Johannes B. Ullrich, chief research officer at the SANS Institute stated that “A compromised personal computer for a botnet or Distributed Denial of Service attack is worth about a buck to a byte bandit.” He added that cyber-criminals can easily make 100 dollars and more with the ransomware.
Garth Bruen, a fellow with the Digital Citizens Alliance, a consumer safety group focused on online crime, stated that the people selling the software were the same people who infected the machine, which later came to be known as ‘ scareware ‘.
What makes the malware different from other malicious software is that it uses strong encryption. Files and documents on machines infected with the Trojan are scrambled using AES 256-bit encryption. CryptoLocker holds the victim’s PC hostage till they pay a ransom amount.
Jarvis, of SecureWorks states that the CryptoLocker crew is known for maintaining good customer relations. “They’re honoring people who do pay the ransom.

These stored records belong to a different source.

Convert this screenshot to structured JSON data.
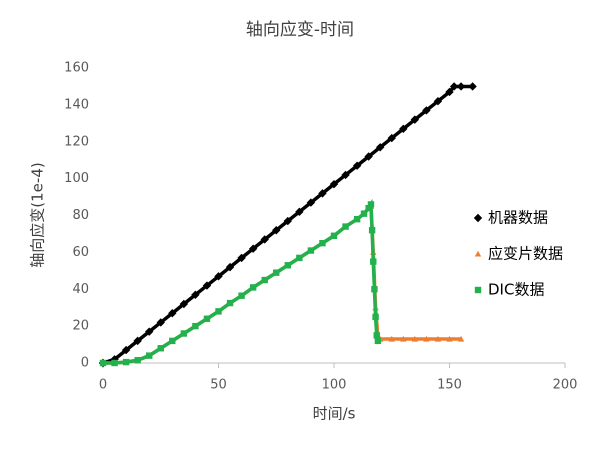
{
  "chart_data": {
    "type": "scatter",
    "title": "轴向应变-时间",
    "x_label": "时间/s",
    "y_label": "轴向应变(1e-4)",
    "xlim": [
      0,
      200
    ],
    "xticks": [
      0,
      50,
      100,
      150,
      200
    ],
    "ylim": [
      0,
      160
    ],
    "yticks": [
      0,
      20,
      40,
      60,
      80,
      100,
      120,
      140,
      160
    ],
    "grid": false,
    "legend": "right",
    "series": [
      {
        "name": "机器数据",
        "color": "#000000",
        "marker": "diamond",
        "x": [
          0,
          5,
          10,
          15,
          20,
          25,
          30,
          35,
          40,
          45,
          50,
          55,
          60,
          65,
          70,
          75,
          80,
          85,
          90,
          95,
          100,
          105,
          110,
          115,
          120,
          125,
          130,
          135,
          140,
          145,
          150,
          152,
          155,
          160
        ],
        "values": [
          0,
          2,
          7,
          12,
          17,
          22,
          27,
          32,
          37,
          42,
          47,
          52,
          57,
          62,
          67,
          72,
          77,
          82,
          87,
          92,
          97,
          102,
          107,
          112,
          117,
          122,
          127,
          132,
          137,
          142,
          147,
          150,
          150,
          150
        ]
      },
      {
        "name": "应变片数据",
        "color": "#ed7d31",
        "marker": "triangle",
        "x": [
          0,
          5,
          10,
          15,
          20,
          25,
          30,
          35,
          40,
          45,
          50,
          55,
          60,
          65,
          70,
          75,
          80,
          85,
          90,
          95,
          100,
          105,
          110,
          113,
          115,
          116,
          117,
          118,
          119,
          120,
          125,
          130,
          135,
          140,
          145,
          150,
          155
        ],
        "values": [
          0,
          0,
          0.5,
          1.5,
          4,
          8,
          12,
          16,
          20,
          24,
          28,
          32.5,
          36.5,
          41,
          45,
          49,
          53,
          57,
          61,
          65,
          69,
          74,
          78,
          81,
          84,
          85,
          60,
          30,
          14,
          13,
          13,
          13,
          13,
          13,
          13,
          13,
          13
        ]
      },
      {
        "name": "DIC数据",
        "color": "#22b14c",
        "marker": "square",
        "x": [
          0,
          5,
          10,
          15,
          20,
          25,
          30,
          35,
          40,
          45,
          50,
          55,
          60,
          65,
          70,
          75,
          80,
          85,
          90,
          95,
          100,
          105,
          110,
          113,
          115,
          116,
          116.5,
          117,
          117.5,
          118,
          118.5,
          119
        ],
        "values": [
          0,
          0,
          0.5,
          1.5,
          4,
          8,
          12,
          16,
          20,
          24,
          28,
          32.5,
          36.5,
          41,
          45,
          49,
          53,
          57,
          61,
          65,
          69,
          74,
          78,
          81,
          84,
          86,
          72,
          55,
          40,
          25,
          15,
          12
        ]
      }
    ]
  }
}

In most cases they’re sending the decryption keys back to the computer once they receive payment successfully,” he explained. “We don’t know what the percentage of people who successfully do that is, but we know it’s part of their business model not to lie to people and not do it.”
McAfee’s latest report states that ransomware is becoming an increasing problem with more number of incidents reported in the first half of 2013 than in all previous periods combined. The 2013 Norton report highlighted that India has emerged as the ransomware capital of Asia Pacific.